A six-time NBA All-Star, Joe Dumars averaged 16.1 points per game during a 14-year career with the Detroit Pistons (1985-99). The Natchitoches native was named MVP of the 1989 NBA Finals after averaging 27.3 points in a four-game sweep of the Los Angeles Lakers, giving the Pistons the first of two consecutive league championships.

He was all-NBA three times, including a second-team selection after averaging a career-best 23.5 points per game in 1992-93. A four-time NBA all-defensive selection, including three times on the first team, the McNeese State product was the first winner of the NBA Sportsmanship Award, which is now named the Joe Dumars Trophy, in 1996.

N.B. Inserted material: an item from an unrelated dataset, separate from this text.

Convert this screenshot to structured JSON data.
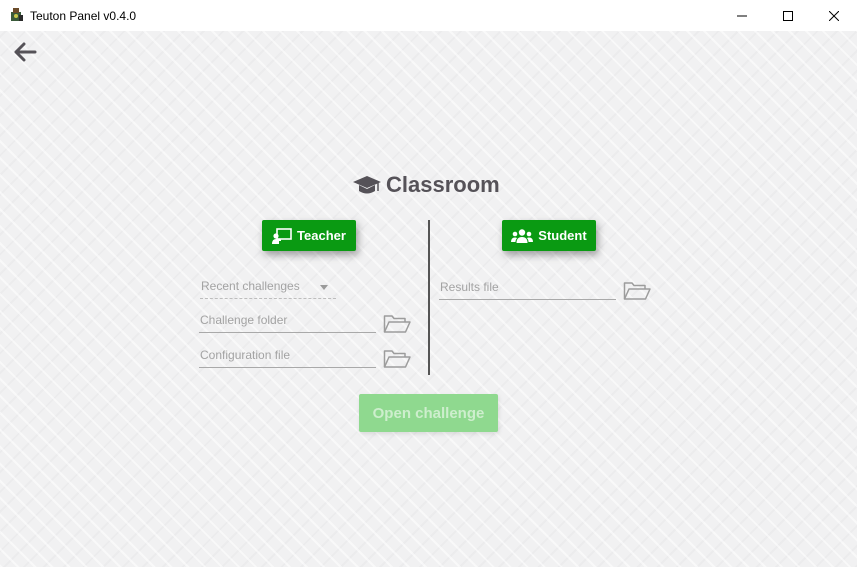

He is the Pistons’ all-time leader in three-point field goals made (990) and second in points (16,401), assists (4,612) and steals (902). A 6-foot-3 shooting guard drafted by the Pistons in the first round in 1985, he was a two-time Southland Conference scoring champion at McNeese (26.4 ppg as a junior, 25.8 as a senior) and the SLC Player of the Year and a second-team All-America in 1984-85.

In 2013, the Southland Conference, as part of its year-long 50th Anniversary commemoration, named Dumars the Men’s Basketball Player of the Decade for the 1980s.